Acute toxicity from NB-UVB is almost negligible with only mild erythema that usually fades within 24 h. Although it is likely that NB-UVB is associated with a risk for skin cancer, this has not yet been quantified (70) and is probably well below that of PUVA.
Areas of uncertainty
After >30 years of experience in the treatment of MF, it is evident that the various forms of phototherapy are potent tools to clear superficial skin lesions in early MF. It is, however, still unclear whether these treatment are able to modify the natural course of the disease. Evidence from sufficiently powered, randomized, controlled trials on the efficacy of phototherapy in terms of the clinically most relevant endpoints, namely disease-free survival and long-term safety, is still lacking (overall survival is almost uncompromised in early MF and thus can not be reasonably used as an outcome measure in these patients). The newly developed classification and staging systems for the first time provide the basis that such studies can be performed on well-defined target populations. Furthermore, there are insufficient data to conclude based on a higher level of evidence which type of phototherapy and which schedule (e.g. in terms of dose increments, frequency, etc.) might be optimal. The same is true for maintenance treatments, for which – although widely used in clinical practice – efficacy has not yet been proven (71).
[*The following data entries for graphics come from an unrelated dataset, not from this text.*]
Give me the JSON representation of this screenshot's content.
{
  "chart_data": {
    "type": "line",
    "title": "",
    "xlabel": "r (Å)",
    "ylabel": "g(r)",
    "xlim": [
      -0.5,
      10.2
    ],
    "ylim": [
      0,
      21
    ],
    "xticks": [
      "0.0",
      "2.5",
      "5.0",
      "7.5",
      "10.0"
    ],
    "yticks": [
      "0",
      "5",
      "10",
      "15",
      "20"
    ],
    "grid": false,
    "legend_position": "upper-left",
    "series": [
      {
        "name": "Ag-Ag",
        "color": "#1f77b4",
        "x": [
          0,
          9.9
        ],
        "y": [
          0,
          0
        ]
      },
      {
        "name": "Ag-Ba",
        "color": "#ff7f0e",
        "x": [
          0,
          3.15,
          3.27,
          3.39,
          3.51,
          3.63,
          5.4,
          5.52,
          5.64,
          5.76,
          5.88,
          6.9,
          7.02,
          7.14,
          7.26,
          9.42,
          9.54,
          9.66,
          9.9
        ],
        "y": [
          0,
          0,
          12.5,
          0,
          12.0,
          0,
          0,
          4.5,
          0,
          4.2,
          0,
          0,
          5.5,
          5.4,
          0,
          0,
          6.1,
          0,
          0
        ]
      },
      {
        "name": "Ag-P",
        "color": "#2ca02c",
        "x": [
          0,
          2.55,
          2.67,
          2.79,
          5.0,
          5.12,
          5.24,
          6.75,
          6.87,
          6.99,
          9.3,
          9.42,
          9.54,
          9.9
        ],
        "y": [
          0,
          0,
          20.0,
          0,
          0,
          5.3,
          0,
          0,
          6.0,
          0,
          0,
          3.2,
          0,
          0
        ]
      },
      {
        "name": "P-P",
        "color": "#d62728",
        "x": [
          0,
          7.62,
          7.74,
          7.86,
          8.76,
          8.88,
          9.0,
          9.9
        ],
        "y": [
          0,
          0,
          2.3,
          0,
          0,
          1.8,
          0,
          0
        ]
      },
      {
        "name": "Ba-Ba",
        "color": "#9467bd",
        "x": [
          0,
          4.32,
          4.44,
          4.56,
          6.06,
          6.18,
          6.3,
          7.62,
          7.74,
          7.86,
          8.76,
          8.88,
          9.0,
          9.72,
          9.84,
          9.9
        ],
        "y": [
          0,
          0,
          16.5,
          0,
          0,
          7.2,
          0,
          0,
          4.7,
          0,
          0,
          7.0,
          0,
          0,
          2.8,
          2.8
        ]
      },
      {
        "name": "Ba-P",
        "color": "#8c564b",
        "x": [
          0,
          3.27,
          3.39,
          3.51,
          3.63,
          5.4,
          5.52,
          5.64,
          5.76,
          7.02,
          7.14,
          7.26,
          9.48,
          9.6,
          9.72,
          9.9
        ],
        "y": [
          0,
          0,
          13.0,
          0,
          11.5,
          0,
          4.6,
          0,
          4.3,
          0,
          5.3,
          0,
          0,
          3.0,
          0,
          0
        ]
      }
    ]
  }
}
Conclusions and recommendations
Phototherapy with (NB-)UVB and PUVA are useful and highly effective in inducing remission of patches and plaques in patients with MF. Treatment should be used according to the guidelines for phototherapy as published by various national and international dermatological societies (39, 70). The choice of treatment largely depends on availability, patient history (in terms of earlier treatment responses), and experience of the physician. It has become a widely accepted consensus that in patients with patches and thin plaques NB-UVB should be preferentially used and that PUVA should be reserved for patients with thick plaques (including follicular mucinosis), with photoypes ≥III, and insufficient response to UVB (8).
Our understanding of the disease has significantly increased recently and ongoing research is likely to yield new insights into its pathology as well as new forms of treatment (72). It is, however, not likely that phototherapy of MF will become obsolete in the foreseeable future, because new therapeutic developments will rather supplement than replace it, as can be seen from the example of bexarotene.